# Dataset Preprocessing Summary

## Completed Work

### 1. MSDialog Dataset Conversion
Converted three MSDialog domain datasets from EIERL format to ConvLab-3 unified format:

- **msdialog_movie**: Movie ticket booking domain
  - Training set: 1,844 dialogues
  - Validation set: 395 dialogues  
  - Test set: 396 dialogues

- **msdialog_restaurant**: Restaurant reservation domain
  - Training set: 2,467 dialogues
  - Validation set: 528 dialogues
  - Test set: 530 dialogues

- **msdialog_taxi**: Taxi ordering domain
  - Training set: 1,980 dialogues
  - Validation set: 424 dialogues
  - Test set: None (original data does not include test set)

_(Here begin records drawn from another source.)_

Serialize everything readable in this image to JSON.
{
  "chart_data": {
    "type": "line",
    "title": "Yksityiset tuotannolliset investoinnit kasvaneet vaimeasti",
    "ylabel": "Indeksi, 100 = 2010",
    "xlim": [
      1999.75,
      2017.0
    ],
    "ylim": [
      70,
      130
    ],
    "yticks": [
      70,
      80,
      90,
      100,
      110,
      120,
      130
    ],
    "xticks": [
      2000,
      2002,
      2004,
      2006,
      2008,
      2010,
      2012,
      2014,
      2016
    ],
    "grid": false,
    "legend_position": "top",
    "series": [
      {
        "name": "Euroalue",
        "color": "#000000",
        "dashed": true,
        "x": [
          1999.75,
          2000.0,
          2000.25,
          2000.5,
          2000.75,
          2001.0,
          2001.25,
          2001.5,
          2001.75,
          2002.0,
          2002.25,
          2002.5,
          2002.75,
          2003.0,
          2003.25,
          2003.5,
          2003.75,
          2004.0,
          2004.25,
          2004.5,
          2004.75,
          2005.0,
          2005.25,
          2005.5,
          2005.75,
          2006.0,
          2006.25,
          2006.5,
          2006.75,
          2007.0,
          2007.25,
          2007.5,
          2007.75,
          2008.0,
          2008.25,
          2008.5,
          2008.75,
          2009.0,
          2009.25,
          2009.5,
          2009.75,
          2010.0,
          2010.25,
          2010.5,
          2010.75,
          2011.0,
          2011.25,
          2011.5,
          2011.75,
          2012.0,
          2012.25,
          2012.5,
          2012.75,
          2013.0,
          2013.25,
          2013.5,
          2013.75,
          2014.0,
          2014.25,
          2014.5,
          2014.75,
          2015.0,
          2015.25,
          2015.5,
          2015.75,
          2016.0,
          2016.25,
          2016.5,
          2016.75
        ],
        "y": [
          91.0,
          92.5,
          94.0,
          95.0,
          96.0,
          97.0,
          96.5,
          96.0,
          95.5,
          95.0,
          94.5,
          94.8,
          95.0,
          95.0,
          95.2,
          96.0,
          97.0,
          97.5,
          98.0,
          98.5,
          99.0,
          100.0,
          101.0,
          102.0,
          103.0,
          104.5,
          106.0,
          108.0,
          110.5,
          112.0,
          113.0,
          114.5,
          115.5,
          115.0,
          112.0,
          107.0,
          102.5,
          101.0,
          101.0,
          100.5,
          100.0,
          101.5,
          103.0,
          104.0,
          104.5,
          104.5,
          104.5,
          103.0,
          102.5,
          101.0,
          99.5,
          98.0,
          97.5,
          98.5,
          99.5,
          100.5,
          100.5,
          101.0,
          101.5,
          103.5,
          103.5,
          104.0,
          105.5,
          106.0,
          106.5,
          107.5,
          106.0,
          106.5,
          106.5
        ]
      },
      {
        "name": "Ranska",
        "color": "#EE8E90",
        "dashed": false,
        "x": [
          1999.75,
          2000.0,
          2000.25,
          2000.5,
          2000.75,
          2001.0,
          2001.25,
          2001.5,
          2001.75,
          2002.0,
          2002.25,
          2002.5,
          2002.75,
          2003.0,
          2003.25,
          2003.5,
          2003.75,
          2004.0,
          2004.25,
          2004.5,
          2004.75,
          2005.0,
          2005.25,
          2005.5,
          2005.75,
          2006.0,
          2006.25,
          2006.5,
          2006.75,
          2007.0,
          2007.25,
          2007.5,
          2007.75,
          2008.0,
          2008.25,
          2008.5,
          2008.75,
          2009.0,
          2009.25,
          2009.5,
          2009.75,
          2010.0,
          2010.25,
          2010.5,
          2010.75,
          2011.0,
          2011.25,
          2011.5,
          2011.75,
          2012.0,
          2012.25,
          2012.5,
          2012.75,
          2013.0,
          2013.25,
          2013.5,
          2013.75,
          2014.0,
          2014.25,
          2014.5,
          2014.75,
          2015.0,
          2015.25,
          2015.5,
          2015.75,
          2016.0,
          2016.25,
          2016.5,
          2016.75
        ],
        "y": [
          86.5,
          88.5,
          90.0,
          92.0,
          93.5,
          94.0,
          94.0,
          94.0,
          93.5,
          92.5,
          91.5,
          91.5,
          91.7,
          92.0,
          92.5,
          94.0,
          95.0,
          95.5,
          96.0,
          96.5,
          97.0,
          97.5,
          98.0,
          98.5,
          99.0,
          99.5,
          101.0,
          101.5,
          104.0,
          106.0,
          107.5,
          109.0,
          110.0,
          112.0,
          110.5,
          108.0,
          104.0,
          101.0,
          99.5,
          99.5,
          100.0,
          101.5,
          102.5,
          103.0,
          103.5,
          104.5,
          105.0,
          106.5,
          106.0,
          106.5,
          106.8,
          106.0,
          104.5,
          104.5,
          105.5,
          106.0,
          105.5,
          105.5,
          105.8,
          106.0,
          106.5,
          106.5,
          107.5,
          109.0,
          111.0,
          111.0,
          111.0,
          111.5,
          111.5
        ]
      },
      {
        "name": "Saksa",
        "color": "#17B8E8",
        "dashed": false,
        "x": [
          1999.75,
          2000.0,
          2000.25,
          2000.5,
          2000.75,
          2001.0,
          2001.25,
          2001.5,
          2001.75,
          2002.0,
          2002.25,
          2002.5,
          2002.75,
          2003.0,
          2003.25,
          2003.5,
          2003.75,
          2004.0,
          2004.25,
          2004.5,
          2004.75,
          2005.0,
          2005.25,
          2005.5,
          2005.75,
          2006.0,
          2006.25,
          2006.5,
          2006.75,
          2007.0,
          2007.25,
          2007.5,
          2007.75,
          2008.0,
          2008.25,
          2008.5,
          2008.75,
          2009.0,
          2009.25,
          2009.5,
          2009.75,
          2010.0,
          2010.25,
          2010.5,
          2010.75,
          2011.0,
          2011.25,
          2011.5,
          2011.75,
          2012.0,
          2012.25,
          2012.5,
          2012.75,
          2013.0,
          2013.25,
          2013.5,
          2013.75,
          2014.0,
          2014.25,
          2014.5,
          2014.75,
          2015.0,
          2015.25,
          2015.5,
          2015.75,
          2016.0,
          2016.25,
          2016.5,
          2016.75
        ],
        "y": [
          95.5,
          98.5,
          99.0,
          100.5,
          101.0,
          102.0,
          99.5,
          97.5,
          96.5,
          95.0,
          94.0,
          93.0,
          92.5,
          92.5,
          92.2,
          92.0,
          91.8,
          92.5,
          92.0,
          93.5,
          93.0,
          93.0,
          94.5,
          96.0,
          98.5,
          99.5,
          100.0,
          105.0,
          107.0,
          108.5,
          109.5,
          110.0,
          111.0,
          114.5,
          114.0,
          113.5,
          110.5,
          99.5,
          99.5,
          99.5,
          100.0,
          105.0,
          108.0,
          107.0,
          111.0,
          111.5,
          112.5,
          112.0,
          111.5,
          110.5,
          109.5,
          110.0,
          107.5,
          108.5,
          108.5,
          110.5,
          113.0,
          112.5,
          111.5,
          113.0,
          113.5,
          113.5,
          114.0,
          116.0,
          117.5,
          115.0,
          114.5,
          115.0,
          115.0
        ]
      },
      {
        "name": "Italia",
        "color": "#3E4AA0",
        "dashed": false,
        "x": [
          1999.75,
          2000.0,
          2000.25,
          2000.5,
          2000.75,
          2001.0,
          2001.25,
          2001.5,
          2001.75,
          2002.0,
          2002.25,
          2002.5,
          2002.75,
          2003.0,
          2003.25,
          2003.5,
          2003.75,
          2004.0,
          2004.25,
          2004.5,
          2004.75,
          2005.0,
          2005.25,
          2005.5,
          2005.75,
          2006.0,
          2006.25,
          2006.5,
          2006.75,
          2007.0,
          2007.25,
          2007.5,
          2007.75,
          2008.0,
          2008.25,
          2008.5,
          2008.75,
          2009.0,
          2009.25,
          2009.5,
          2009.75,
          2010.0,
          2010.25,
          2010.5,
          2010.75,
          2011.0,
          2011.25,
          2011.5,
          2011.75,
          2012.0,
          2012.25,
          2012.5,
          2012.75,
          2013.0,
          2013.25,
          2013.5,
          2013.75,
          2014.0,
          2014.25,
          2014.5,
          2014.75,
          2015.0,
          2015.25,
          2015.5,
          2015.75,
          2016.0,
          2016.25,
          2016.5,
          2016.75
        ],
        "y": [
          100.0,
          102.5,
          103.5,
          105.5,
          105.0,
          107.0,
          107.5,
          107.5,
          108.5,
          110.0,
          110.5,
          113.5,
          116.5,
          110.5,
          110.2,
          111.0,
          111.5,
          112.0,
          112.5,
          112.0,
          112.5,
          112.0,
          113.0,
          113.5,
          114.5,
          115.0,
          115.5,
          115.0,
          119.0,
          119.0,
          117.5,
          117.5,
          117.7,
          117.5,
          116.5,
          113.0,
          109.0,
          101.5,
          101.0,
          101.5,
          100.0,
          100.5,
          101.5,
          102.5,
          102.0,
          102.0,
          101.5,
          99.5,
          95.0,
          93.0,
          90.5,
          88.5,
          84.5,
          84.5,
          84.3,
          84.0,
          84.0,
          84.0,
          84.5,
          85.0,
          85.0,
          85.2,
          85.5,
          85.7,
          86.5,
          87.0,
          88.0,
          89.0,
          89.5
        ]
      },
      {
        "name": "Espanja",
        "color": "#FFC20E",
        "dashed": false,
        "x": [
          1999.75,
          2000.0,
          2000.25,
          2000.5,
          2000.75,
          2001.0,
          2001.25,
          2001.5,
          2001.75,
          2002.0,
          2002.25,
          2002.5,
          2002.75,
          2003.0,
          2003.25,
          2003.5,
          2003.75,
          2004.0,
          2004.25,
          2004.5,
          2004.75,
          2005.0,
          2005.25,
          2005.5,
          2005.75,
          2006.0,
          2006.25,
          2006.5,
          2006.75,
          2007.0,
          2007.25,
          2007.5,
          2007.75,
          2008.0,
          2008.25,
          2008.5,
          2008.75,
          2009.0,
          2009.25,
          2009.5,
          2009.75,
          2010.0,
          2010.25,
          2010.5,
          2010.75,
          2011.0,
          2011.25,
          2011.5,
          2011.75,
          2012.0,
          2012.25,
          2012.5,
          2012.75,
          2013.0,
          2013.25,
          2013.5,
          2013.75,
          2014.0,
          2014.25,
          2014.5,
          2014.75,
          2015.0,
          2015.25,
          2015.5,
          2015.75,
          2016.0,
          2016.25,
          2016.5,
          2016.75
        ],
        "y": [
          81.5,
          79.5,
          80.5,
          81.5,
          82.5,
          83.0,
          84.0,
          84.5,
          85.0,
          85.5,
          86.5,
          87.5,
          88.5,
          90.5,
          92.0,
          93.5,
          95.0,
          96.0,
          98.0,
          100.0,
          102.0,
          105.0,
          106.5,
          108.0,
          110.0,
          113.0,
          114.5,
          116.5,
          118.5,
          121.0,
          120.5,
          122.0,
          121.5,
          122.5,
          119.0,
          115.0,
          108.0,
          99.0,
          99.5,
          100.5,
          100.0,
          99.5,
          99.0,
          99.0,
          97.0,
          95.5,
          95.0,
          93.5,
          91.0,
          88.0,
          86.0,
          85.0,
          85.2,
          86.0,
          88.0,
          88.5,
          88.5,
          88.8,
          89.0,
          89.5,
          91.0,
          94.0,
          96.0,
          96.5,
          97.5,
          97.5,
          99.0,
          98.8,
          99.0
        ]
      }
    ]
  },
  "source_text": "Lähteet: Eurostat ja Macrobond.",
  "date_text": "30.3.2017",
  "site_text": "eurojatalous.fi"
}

### 2. Data Preprocessing Script Improvements
Improved the `/home/zsy/workspace/gitee/DyBBT/DyBBT/finetune/sft/dataprepare.py` script to support:

- **MultiWOZ 2.1** dataset processing
- **MSDialog** three domain datasets processing
- Local dataset loading (avoiding network downloads)
- Automatic recognition of different data formats

### 3. Generated Processed Files
The following files were generated in the `/home/zsy/workspace/gitee/DyBBT/DyBBT/finetune/sft/` directory:

#### MultiWOZ 2.1
- `multiwoz21_train.json` - Training data
- `multiwoz21_val.json` - Validation data  
- `multiwoz21_test.json` - Test data

#### MSDialog Movie
- `msdialog_movie_train.json` - Training data
- `msdialog_movie_val.json` - Validation data
- `msdialog_movie_test.json` - Test data

#### MSDialog Restaurant  
- `msdialog_restaurant_train.json` - Training data
- `msdialog_restaurant_val.json` - Validation data
- `msdialog_restaurant_test.json` - Test data

#### MSDialog Taxi
- `msdialog_taxi_train.json` - Training data
- `msdialog_taxi_val.json` - Validation data

## Data Format Description

Each sample contains the following fields:

- `dialog_id`: Dialogue ID (format: datasetName_dialogueID)
- `domain`: List of domains
- `belief_state`: Belief state (core input)
- `system_action`: System action (training label)
- `available_actions`: Available actions under current state

## Usage Instructions

### 1. Run Preprocessing Script
```bash
cd /home/zsy/workspace/gitee/DyBBT/DyBBT/finetune/sft
python dataprepare.py
```

### 2. Load Processed Data
```python
import json

# Load training data
with open('multiwoz21_train.json', 'r', encoding='utf-8') as f:
    train_data = json.load(f)

# Load validation data  
with open('multiwoz21_val.json', 'r', encoding='utf-8') as f:
    val_data = json.load(f)

print(f"Training samples: {len(train_data)}")
print(f"Validation samples: {len(val_data)}")
```

## Notes

1. The MSDialog dataset only contains user turns without system turns, so the `system_action` field is an empty list.
2. The `available_actions` field in the MSDialog dataset is also empty because there are no system actions to choose from.
3. All datasets have been converted to a unified format and can be directly used for model training.

## Next Steps

These preprocessed datasets can now be used for:

1. Supervised Fine-Tuning (SFT) training
2. Reinforcement Learning (RL) training
3. Model evaluation and testing

The data is ready for subsequent experiments in the DyBBT project.